What am I supposed to do with that? Hold the guy’s hand and explain to him that adding a quart of oil now and then is nothing to be scared of?
It is under warranty where we got it and it’s at the Ford dealer
If that warranty is of the aftermarket variety, it undoubtedly contains a lot of weasel-clauses that will result in denial of coverage. I sincerely wish you the best in this situation, but an aftermarket warranty (as opposed to an extended warranty from the vehicle manufacturer) is rarely worth as much as the paper and printer ink that were used to print the document.
It had a powertrain warranty and it was through enterprise. They told us that it might get just put a new motor in it. They said whatever needs done they will fix
Wish you luck. It does sound like a major failure though. You don’t get a puddle of oil without some major failure causing a hole in the pan or something. With other leakage possibilities, you wouldn’t have gotten the “puff”. So combined it sounds like some major failure caused the puff and then caused the hole that drained the oil. If there hadn’t been any oil in it though, it wouldn’t have drained out. So seems to me that rules out just running it dry.
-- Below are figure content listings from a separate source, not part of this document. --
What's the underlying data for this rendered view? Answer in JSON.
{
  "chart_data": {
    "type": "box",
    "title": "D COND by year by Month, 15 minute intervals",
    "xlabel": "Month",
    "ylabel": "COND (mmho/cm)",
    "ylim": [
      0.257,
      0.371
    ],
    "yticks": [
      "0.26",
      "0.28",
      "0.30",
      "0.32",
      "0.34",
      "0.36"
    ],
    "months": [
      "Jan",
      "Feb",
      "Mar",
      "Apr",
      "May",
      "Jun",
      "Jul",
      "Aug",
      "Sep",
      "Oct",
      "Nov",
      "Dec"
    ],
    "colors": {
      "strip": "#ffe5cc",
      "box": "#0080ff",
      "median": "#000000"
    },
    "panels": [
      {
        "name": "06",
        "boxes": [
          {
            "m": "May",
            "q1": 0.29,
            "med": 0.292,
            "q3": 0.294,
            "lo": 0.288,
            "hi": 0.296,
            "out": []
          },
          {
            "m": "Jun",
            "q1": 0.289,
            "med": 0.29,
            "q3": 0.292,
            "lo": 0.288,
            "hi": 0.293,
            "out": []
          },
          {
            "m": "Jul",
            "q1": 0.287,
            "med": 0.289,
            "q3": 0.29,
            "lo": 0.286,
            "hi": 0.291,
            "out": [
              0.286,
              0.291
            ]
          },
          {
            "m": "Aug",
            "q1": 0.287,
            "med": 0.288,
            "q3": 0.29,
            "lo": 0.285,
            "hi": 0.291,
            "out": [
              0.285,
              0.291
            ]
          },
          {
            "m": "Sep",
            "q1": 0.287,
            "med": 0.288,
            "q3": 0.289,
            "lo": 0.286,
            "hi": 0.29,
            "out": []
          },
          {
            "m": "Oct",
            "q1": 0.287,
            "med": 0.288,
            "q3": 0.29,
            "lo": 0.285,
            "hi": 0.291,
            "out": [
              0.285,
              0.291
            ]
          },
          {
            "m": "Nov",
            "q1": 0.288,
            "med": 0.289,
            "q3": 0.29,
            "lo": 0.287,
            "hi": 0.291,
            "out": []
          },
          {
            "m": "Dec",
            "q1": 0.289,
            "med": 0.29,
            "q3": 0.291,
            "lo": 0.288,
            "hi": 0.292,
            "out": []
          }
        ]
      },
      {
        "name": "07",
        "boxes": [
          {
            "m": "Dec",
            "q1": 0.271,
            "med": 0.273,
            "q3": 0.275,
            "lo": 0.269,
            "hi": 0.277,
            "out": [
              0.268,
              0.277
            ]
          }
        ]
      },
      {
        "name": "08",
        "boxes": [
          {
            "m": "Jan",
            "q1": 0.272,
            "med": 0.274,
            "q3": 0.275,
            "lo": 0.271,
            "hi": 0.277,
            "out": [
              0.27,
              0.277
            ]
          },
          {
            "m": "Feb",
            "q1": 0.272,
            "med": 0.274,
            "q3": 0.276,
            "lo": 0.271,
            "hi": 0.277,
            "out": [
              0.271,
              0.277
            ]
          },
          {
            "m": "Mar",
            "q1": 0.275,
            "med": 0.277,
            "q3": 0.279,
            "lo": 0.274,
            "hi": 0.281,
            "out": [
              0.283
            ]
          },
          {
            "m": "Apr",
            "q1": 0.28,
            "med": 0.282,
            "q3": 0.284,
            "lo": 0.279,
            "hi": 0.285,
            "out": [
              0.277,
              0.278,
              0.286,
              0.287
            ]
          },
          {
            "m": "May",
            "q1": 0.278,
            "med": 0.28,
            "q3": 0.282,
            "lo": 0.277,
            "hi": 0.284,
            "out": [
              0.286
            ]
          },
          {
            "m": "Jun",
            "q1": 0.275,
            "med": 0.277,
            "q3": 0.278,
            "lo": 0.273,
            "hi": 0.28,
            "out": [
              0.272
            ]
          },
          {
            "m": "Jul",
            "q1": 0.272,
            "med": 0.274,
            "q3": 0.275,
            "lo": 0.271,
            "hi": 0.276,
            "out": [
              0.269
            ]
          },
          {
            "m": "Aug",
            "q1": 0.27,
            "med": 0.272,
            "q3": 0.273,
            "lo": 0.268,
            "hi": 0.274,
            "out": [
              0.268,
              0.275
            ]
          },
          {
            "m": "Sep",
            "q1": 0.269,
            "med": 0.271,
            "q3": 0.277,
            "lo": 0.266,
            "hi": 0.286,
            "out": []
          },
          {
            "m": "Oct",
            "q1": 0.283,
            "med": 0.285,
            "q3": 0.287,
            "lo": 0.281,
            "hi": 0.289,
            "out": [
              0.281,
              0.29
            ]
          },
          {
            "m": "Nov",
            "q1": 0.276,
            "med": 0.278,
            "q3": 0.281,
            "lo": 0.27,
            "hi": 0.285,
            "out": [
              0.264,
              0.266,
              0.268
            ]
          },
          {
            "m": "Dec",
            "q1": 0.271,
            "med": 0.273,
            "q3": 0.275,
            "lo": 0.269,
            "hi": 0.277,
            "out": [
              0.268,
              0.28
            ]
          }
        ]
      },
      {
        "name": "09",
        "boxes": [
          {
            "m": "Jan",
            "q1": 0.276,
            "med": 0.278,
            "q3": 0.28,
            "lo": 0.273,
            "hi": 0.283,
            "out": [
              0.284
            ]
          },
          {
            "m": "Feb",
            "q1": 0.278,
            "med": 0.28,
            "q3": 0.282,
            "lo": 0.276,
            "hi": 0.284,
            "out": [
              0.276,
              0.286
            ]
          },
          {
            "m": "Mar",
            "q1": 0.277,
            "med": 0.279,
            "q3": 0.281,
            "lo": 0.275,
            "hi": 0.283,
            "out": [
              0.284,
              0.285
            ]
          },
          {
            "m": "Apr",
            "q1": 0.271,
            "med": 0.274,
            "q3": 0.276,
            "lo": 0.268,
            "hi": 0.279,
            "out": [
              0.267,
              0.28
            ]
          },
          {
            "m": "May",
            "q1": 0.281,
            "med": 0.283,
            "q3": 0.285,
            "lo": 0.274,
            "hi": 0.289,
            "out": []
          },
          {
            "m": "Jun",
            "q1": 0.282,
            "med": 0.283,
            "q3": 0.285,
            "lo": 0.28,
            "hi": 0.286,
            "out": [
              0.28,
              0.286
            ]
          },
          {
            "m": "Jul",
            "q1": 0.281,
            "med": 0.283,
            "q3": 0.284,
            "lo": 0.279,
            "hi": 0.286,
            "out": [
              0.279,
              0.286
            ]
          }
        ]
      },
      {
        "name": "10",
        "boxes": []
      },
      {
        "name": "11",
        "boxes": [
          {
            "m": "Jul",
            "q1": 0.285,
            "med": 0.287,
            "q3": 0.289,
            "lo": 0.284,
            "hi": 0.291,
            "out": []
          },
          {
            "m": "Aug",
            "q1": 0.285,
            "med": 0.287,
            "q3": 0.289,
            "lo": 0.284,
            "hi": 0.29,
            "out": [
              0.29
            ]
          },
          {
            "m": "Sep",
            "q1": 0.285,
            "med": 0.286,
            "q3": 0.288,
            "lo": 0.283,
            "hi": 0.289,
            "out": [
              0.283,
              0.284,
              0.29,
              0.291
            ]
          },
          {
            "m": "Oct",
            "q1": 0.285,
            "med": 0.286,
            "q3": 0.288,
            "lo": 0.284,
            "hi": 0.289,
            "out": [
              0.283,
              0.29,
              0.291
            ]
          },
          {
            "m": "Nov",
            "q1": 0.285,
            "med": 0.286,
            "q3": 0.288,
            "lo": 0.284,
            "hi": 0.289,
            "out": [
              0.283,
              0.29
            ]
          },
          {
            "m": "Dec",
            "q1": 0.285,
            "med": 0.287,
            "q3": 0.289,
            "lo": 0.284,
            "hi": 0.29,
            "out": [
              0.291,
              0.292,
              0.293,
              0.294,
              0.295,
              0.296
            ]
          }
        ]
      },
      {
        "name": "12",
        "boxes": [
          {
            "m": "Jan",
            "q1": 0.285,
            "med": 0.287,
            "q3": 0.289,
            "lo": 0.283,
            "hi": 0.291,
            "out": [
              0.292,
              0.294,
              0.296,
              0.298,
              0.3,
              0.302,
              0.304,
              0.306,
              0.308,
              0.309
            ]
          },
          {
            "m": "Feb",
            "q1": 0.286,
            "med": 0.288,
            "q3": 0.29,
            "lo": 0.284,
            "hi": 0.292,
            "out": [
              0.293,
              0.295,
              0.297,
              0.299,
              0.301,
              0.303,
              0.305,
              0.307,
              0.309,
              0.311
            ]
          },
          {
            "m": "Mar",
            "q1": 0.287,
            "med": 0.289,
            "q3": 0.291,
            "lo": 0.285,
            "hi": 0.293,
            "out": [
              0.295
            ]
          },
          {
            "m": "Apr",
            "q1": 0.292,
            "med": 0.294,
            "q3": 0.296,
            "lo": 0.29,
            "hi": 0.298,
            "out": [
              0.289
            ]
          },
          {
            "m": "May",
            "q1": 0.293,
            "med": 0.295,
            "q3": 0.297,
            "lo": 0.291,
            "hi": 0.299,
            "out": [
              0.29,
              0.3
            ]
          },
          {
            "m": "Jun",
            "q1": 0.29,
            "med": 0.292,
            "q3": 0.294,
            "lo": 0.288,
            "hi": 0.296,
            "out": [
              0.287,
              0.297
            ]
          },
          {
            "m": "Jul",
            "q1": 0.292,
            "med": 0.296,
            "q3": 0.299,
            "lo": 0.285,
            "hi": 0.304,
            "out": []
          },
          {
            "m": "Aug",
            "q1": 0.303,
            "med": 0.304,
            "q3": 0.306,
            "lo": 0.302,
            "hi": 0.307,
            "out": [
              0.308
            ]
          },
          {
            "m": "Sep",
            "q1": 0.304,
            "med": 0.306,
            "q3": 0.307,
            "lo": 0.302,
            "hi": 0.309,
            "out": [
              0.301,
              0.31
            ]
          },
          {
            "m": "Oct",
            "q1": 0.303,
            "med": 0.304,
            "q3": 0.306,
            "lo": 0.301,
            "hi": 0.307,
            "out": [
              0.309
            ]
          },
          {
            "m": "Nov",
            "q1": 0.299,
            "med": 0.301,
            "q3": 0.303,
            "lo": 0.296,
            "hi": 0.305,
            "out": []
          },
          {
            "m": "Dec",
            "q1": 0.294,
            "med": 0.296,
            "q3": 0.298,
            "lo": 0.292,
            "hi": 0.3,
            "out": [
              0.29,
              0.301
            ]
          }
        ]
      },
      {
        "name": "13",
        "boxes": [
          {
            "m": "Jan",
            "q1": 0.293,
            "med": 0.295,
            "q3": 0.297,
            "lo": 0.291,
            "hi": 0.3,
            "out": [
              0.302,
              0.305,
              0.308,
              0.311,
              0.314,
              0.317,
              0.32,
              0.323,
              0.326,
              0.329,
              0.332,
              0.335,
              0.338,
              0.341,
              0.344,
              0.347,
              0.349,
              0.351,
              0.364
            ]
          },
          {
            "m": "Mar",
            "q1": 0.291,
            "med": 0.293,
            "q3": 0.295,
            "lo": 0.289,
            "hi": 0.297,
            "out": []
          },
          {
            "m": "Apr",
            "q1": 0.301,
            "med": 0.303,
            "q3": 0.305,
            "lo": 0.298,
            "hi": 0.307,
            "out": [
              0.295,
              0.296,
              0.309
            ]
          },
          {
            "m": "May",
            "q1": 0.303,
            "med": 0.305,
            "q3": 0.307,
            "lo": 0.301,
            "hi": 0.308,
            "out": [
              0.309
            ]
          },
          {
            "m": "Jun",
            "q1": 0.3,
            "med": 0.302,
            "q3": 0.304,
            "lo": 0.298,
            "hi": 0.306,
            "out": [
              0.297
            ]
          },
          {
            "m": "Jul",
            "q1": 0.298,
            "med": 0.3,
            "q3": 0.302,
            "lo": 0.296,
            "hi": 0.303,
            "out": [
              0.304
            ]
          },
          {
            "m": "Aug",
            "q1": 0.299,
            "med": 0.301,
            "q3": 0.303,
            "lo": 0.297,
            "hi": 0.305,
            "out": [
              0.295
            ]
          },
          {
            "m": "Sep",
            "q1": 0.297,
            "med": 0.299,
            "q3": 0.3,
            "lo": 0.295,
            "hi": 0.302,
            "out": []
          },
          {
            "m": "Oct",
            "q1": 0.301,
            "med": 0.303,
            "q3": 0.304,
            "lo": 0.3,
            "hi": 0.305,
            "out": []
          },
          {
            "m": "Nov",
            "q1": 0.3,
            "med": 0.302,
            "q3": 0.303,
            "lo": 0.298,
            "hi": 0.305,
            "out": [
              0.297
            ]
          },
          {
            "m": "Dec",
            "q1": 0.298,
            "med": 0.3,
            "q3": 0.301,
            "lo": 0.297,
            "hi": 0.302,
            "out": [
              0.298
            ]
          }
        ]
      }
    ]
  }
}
Good luck with the repair and warranty. Very interested to hear the diagnosis and the sequence of events.
Blown up can be kind of a vague term. In general, blown up means a rod has been thrown, run out of oil, or some other major catastrophic failure.
With a puddle of oil it should not be hard to figure out.
I don’t know what to say about asemaster’s example except Jeez…
I expect that means to determine if there’s a problem with the car that’s causing a low oil level, like a leak, or signs of the engine burning oil. Or if it is caused by normal amount of oil usage.
Well the customer has certain information at his disposal, like it’s been 4000 miles since the last oil change service. I just don’t understand the need to make an appointment, drop off the car, arrange a ride to work, and approve some diag time to investigate being a quart low after 4000 miles.
In the end, I printed out the VW service bulletin for his car that details oil consumption testing and points out that usage of 1 qt per 1200 miles needs to be reached before any corrective action is to be taken.
That is better than my 2012 Camry’s manual that claims that the loss of One quart of oil in 700 miles is not abnormal. Fortunately the oil level in the car drops only about 1/8 inch between changes. I did find out that the add mark on my dipstick means the oil is 1 1/2 quarts low.
That’s interesting. So some cars the ‘add’ mark is 1 1/2 quarts below the ‘full’ mark? I thought it always was spaced one quart low. Good info to know.